A modeling framework for the estimation soil organic matter carbon in forests of the United States

Background/Question/Methods

Soil organic carbon (SOC) is the largest terrestrial carbon (C) sink and management of this pool is a critical component of global efforts to mitigate atmospheric C concentrations. Soil organic carbon also affects essential biological, chemical, and physical soil functions such as nutrient cycling, water retention, and soil structure. Much of the SOC on earth is found in forest ecosystems and is thought to be relatively stable. However, there is growing evidence that SOC may be sensitive to global change effects, particularly in the northern circumpolar region where an estimated 50 percent of the global SOC is stored. In the United States (US), SOC in forests is monitored by the national forest inventory (NFI) conducted by the Forest Inventory and Analysis (FIA) program within the US Department of Agriculture, Forest Service. The FIA program currently uses SOC predictions based on SSURGO/STATSGO data to populate the NFI. Most estimates of SOC in forests from the SSURGO/STATSGO data are based primarily upon expert opinion and lack systematic field observations.
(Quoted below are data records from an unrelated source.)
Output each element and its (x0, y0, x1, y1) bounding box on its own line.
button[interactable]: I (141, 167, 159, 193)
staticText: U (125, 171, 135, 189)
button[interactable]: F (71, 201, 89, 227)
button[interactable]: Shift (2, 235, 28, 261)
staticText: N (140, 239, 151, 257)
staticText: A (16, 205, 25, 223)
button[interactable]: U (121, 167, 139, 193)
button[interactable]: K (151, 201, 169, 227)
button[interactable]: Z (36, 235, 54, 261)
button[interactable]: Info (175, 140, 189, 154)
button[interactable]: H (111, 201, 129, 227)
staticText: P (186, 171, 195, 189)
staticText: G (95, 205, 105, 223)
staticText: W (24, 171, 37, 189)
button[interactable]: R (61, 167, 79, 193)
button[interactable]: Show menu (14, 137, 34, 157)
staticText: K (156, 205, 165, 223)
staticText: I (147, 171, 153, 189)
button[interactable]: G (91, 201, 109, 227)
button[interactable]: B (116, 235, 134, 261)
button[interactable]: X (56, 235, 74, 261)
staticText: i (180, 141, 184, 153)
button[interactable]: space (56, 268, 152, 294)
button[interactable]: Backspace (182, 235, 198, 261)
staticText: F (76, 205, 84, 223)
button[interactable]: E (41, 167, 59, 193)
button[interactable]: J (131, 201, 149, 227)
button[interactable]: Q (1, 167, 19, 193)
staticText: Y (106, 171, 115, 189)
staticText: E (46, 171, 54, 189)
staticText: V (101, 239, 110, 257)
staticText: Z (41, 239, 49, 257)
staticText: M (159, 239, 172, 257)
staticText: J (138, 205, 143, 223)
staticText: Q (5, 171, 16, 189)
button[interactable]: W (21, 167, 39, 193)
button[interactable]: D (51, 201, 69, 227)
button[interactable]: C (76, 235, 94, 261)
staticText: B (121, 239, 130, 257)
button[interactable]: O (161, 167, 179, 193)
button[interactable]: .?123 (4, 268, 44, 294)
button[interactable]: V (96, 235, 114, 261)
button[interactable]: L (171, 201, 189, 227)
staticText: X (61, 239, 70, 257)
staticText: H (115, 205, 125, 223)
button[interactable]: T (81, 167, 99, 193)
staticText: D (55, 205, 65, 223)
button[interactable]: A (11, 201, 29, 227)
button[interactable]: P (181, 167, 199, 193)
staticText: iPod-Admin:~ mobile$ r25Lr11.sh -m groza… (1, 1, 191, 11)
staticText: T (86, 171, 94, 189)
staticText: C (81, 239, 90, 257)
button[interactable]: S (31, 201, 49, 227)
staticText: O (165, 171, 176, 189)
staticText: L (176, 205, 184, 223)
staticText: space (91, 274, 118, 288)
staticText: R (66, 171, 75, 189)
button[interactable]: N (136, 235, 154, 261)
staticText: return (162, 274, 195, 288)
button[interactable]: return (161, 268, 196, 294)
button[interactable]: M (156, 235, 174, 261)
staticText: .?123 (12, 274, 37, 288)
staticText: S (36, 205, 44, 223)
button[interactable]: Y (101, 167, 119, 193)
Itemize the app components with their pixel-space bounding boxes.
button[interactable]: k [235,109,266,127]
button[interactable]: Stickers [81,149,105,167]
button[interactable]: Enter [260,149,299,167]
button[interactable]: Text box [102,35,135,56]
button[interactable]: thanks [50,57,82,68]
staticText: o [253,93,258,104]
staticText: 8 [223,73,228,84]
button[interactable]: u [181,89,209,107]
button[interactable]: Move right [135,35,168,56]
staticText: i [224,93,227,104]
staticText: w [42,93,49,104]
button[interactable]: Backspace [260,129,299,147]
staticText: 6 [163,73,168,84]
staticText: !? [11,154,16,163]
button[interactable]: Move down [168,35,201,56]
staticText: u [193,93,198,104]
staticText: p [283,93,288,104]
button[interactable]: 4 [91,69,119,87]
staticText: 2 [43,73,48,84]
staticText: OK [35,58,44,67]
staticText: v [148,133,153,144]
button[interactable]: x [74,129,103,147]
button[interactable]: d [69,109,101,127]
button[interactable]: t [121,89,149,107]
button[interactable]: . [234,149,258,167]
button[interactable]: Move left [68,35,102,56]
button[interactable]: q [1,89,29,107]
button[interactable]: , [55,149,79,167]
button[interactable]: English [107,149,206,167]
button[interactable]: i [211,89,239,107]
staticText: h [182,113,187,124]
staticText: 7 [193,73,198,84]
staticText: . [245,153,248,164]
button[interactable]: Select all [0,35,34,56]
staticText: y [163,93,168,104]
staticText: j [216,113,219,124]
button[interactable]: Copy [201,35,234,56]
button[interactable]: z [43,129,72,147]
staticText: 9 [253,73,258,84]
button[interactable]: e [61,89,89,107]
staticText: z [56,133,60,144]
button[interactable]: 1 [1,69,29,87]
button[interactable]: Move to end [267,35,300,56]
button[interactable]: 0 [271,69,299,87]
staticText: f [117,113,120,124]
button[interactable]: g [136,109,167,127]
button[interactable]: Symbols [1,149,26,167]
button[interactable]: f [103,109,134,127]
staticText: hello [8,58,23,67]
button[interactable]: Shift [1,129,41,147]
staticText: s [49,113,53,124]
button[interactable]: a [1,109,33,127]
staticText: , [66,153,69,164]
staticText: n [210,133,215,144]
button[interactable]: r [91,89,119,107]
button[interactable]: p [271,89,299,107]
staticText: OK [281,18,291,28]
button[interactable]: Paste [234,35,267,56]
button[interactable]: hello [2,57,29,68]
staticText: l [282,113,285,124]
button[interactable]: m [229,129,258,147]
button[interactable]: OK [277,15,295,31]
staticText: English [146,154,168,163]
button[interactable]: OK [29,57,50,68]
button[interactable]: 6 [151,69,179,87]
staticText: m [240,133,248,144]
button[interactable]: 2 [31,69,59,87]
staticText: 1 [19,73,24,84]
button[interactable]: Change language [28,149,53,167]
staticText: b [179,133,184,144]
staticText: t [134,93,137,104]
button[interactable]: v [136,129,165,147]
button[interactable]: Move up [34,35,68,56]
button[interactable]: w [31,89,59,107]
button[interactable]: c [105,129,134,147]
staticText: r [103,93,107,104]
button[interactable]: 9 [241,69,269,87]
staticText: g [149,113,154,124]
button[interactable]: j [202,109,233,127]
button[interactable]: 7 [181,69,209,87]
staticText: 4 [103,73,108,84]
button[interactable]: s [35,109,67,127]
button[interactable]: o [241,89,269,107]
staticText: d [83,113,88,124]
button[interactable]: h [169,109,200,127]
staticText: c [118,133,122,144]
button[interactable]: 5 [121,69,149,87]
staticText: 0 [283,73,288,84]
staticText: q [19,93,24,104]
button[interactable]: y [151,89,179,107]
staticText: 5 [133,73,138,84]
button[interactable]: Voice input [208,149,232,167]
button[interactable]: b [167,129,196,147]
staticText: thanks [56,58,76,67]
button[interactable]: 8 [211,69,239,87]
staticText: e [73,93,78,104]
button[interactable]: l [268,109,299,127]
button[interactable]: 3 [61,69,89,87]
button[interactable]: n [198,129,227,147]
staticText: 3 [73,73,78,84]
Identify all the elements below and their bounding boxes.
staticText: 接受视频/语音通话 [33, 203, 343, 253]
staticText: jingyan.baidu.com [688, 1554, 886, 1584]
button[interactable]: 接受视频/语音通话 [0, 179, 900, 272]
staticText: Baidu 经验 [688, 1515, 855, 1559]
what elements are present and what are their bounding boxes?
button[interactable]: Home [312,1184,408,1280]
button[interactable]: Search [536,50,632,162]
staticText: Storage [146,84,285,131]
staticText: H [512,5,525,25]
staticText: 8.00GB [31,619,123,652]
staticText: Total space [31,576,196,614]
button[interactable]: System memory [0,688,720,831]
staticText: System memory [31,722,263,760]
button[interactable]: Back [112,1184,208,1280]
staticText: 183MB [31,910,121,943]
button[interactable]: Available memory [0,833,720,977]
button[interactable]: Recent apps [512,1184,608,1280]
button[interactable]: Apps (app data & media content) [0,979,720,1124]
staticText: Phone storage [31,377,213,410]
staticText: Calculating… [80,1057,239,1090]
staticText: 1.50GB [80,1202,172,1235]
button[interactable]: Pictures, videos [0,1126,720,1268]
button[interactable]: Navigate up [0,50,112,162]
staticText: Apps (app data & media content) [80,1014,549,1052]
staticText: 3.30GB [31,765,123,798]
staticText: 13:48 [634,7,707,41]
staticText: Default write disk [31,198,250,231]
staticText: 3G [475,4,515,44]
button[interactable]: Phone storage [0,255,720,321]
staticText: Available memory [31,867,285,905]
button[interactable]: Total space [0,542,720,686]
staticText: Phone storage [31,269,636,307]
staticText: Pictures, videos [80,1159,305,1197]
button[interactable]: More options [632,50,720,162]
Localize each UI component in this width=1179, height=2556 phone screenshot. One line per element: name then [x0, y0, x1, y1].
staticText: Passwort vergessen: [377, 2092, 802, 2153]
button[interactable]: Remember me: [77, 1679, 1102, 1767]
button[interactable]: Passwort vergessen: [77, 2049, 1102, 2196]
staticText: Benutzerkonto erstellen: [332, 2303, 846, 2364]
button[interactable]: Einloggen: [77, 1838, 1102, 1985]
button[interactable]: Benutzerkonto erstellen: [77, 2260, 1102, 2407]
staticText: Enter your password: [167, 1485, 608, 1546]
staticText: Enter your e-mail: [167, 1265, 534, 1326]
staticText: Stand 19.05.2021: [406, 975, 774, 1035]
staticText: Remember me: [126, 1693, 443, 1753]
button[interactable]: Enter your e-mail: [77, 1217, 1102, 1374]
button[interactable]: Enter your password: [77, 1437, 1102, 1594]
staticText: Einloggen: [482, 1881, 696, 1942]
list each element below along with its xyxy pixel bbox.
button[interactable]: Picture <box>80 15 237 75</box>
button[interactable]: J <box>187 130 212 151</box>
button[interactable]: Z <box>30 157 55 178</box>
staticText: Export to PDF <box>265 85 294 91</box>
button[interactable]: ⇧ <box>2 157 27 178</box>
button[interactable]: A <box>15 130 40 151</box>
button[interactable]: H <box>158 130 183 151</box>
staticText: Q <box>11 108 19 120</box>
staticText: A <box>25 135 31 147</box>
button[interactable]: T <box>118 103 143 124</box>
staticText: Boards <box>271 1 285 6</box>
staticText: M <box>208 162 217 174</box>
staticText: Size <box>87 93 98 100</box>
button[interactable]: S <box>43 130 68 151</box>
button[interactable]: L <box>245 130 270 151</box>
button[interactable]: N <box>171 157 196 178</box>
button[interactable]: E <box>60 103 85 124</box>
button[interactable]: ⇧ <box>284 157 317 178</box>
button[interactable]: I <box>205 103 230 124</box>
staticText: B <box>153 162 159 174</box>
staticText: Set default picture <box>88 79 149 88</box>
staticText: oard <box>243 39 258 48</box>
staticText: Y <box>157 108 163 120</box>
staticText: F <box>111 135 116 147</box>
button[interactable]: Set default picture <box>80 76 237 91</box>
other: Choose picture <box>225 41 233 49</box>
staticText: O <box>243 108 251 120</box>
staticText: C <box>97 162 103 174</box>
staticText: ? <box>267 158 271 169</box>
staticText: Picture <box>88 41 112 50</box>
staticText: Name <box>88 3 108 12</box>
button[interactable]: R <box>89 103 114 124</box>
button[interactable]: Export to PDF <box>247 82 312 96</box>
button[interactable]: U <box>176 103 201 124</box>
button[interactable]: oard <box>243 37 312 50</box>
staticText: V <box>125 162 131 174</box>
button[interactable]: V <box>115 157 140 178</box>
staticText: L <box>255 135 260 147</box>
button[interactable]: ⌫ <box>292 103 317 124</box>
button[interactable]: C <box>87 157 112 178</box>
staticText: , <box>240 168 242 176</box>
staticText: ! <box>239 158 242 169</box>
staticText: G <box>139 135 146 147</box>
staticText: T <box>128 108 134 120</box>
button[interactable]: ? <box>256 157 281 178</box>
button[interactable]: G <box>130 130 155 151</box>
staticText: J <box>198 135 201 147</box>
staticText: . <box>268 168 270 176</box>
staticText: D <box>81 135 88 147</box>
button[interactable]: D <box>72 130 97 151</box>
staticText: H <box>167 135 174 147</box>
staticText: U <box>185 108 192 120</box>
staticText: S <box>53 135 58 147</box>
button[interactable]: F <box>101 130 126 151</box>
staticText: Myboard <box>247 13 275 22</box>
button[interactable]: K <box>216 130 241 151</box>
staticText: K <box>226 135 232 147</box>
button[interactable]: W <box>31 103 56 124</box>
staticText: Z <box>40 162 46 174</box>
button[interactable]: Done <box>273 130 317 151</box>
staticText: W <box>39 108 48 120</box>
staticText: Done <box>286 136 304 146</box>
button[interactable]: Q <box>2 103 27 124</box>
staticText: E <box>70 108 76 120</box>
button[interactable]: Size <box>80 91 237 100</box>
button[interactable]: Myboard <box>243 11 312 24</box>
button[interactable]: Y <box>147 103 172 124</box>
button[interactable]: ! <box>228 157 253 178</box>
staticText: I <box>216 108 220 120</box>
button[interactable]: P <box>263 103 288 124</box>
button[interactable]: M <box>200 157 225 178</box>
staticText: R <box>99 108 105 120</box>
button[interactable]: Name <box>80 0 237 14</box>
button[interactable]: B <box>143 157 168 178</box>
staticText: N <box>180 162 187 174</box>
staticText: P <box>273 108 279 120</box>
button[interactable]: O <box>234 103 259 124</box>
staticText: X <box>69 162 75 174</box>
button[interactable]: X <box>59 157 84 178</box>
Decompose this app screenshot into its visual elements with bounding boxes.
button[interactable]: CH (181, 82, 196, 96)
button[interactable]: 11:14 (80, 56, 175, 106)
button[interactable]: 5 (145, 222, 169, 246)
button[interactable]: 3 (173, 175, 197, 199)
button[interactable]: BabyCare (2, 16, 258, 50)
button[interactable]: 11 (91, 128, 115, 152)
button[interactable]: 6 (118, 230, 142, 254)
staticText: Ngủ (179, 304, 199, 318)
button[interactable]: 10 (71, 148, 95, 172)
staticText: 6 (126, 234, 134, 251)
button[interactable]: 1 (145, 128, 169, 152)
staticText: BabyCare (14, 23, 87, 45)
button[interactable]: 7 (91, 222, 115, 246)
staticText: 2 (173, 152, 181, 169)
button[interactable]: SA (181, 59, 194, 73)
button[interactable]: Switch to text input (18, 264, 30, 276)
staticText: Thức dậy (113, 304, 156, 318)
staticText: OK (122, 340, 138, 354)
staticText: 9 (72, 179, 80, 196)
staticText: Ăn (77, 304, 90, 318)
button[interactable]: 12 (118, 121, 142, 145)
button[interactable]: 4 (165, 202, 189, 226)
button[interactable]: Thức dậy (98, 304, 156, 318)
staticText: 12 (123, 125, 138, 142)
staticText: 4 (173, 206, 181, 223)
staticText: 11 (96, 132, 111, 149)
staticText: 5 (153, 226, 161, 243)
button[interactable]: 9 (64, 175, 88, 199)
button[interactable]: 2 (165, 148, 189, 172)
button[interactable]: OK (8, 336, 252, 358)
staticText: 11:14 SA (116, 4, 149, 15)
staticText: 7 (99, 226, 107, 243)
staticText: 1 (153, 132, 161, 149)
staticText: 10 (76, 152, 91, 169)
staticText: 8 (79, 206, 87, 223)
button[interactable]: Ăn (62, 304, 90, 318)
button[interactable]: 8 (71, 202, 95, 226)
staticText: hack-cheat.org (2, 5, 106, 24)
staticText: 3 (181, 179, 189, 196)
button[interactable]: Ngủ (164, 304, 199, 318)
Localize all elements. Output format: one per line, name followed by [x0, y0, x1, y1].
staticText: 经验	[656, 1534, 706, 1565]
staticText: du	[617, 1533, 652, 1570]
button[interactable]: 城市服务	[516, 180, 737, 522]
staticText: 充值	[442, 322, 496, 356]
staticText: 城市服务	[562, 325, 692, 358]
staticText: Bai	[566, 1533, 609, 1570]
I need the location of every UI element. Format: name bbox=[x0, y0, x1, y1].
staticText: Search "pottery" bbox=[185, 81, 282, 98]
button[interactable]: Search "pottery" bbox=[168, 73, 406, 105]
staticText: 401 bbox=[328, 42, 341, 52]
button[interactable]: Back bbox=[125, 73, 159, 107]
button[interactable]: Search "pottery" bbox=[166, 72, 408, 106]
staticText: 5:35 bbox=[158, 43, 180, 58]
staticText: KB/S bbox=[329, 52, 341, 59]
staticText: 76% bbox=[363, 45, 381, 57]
The FIA program has been consistently measuring soil attributes as part of the NFI since 2001 and has amassed an extensive inventory of SOC in forests in the conterminous US and coastal Alaska. Here we present, for the first time, estimates of soil organic carbon (SOC) density (Mg∙ha^-1) obtained from the NFI of the US and describe the modeling framework used to compile estimates for United Nations Framework Convention on Climate Change reporting.

Results/Conclusions

Initial comparisons between the NFI estimates (to a depth of 20 cm) and country-specific (CS) predictions (to a depth of 100 cm) of SOC density suggest that the CS predictions, while generally larger, will result in underestimates of SOC across all regions and forest types given the large difference in depth between the estimates. This is particularly the case in the Western US where NFI estimates are more than 76 percent larger (29.35±17.47 Mg ha ^-1) than CS predictions. Given the preliminary results, it is likely that the US has been underestimating the contribution of SOC in the Nation’s forest C budget. Next steps will be to expand the NFI estimates to a depth of 30 cm to align with Intergovernmental Panel on Climate Change guidance and 100 cm for direct comparison with the current CS predictions. The NFI estimates and auxiliary information will then be used to develop a new model to predict SOC for all regions and forest types in the US.